The new virtual currency fairness bill seeks to exempt taxpayers from reporting gains under $200; hence providing fairness, better clarity on taxation, and a level playing field for this technology.
A snippet of the bill reads:
“Gross income of an individual shall not include gain, by reason of changes in exchange rates, from the disposition of virtual currency in a personal transaction (as such term is defined in section 11 988(e)). The preceding sentence shall not apply if the gain which would otherwise be recognized on the transaction exceeds $200.”
Through this bill, cryptocurrency users would not have to report instances where they spent crypto for low value transactions involving day-to-day expenses.
Congress Representatives – Suzan DelBene and David Schweikert are said to have reintroduced the bill in a bid to aid clarity of exemption and taxable events involving cryptocurrencies.
The current US Tax law falls short in its classification of cryptocurrencies; as they sometimes take the form of investment instruments, sometimes commodities and at other times can be classified as just currency.
This distinction in use of cryptocurrencies is what the new bill seeks to ascertain.
Last year, the US tax agency – IRS sent letters to various cryptocurrency holders requiring them to report and pay their taxes on gains earned or realized from small and big cryptocurrency transactions from the time of purchase.
The letters had seen some crypto enthusiasts seek alternative ways to avoid these taxes or get professional help to determine exactly what amount they are expected to pay due to the uncertainty of what profits were actually taxable.
However, the new bill If approved, will further aid the classification of what earnings or cryptocurrency profits are taxable and those which are not. The bill will take effect for transactions that occurred after December 31, 2019.

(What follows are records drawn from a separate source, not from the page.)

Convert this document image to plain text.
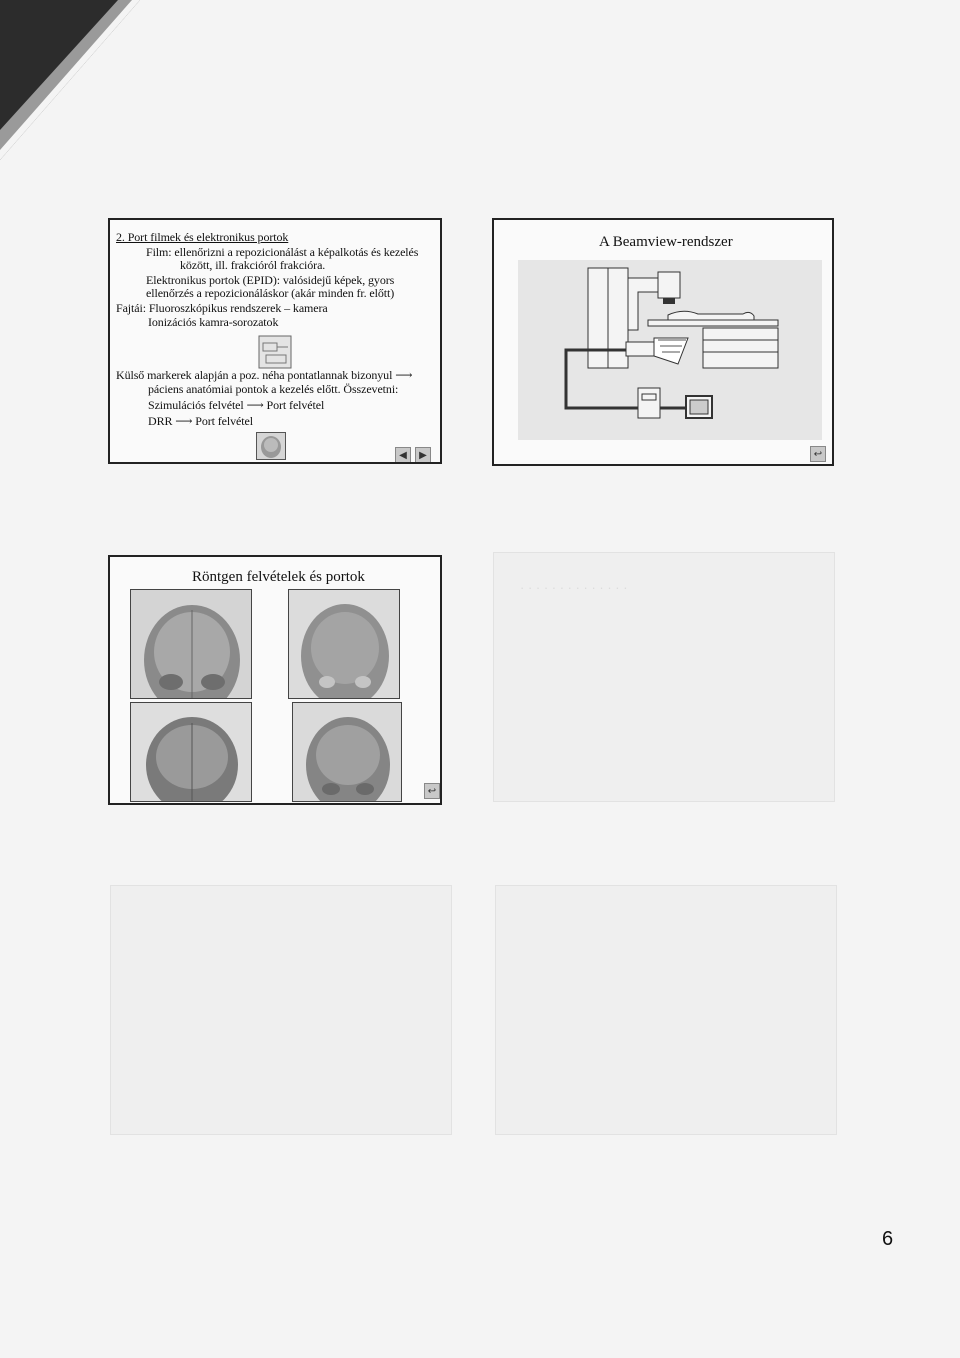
· · · · · · · · · · · · · ·
2. Port filmek és elektronikus portok
Film: ellenőrizni a repozicionálást a képalkotás és kezelés
között, ill. frakcióról frakcióra.
Elektronikus portok (EPID): valósidejű képek, gyors
ellenőrzés a repozicionáláskor (akár minden fr. előtt)
Fajtái: Fluoroszkópikus rendszerek – kamera
Ionizációs kamra-sorozatok
Külső markerek alapján a poz. néha pontatlannak bizonyul ⟶
páciens anatómiai pontok a kezelés előtt. Összevetni:
Szimulációs felvétel ⟶ Port felvétel
DRR ⟶ Port felvétel
◀	▶
A Beamview-rendszer
↩
Röntgen felvételek és portok
↩
6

Despite the subject of cryptocurrencies being a grey area across many countries, government and tax authorities now seek to enjoy some percentages on profits made from trading cryptocurrencies and gains from coin pumps *maybe ???*.
For some crypto enthusiasts, this tax interest is an affirmation of cryptocurrency dominance. For others, the subject of volatility; especially in cases where trades or coin values dip remains an issue…How do you pay or calculate taxes when coin prices dip???
In all, it is expected that the virtual currency tax fairness bill will specify what gains are taxable from cryptocurrencies and to what percentage.